I have a load of records in my database which were imported through
processing a YAML file. These original YAML files were created from the
'to_yaml' function of an array of Hash objects.

The YAML file contains multibyte character references such as:

...and between them and today\xE2\x80\x99s College. The scope, r...

When I imported this data into my DB these character references have
changed but are still there in the DB:

...and between them and today\342\200\231s College. The scope, r...

So I have two questions:

1) Are the original characters retreivable from the copy in the DB, or
has it been mangled?

2) If the above answer is yes, then how!

Really appreciate any help on this one.
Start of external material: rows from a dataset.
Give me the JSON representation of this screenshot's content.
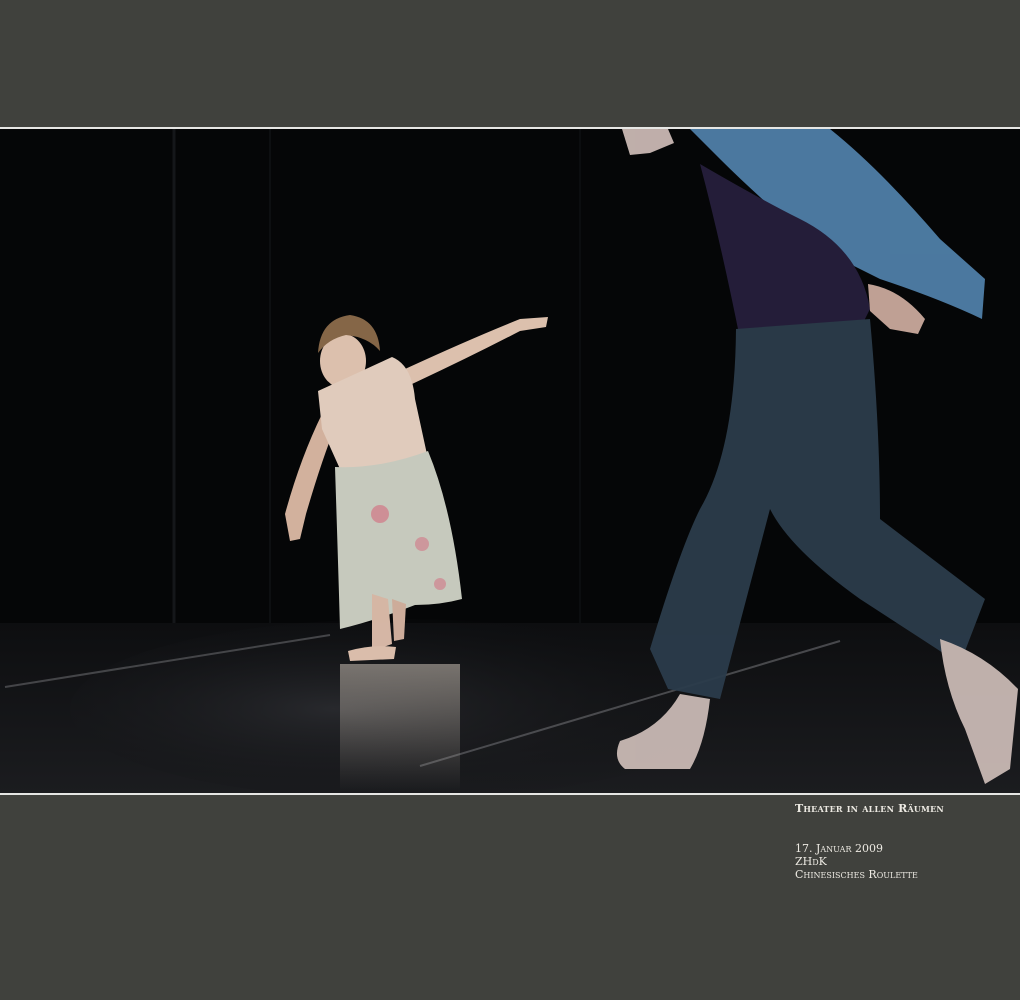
{
  "photo": {
    "subject": "dance performance",
    "colors": {
      "page_background": "#40413d",
      "stage_background": "#050607",
      "border": "#e6e6e4"
    }
  },
  "caption": {
    "title": "Theater in allen Räumen",
    "lines": [
      "17. Januar 2009",
      "ZHdK",
      "Chinesisches Roulette"
    ]
  }
}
Many thanks in advance.

~ Mark

What's the encoding in the YAML file (presumably UTF-8), what database are you using and what encoding is your database/table set to?

Mark Dodwell wrote:

Hi Michael,

The DB is 'ISO Latin 1 (latin1)' encoding.

I'm not sure about the original YAML file (do you know the default encoding for .to_yaml?) - but when I open it directly with, say TextMate, it shows the character reference *not* the actual character.


~ Mark

MySQL, if that's what you are using, let's you set the character encoding at various different levels (server, database, table, column). If you are using MySQL you could try something like an ALTER TABLE to change the encoding to UTF-8 (which I'm guessing is what the original YAML data is in). You might have to export the data and import it into a table that's already set to UTF-8, though, in which case if you still have all the YAML data around it might be easier just to reload that with the table set to the proper encoding.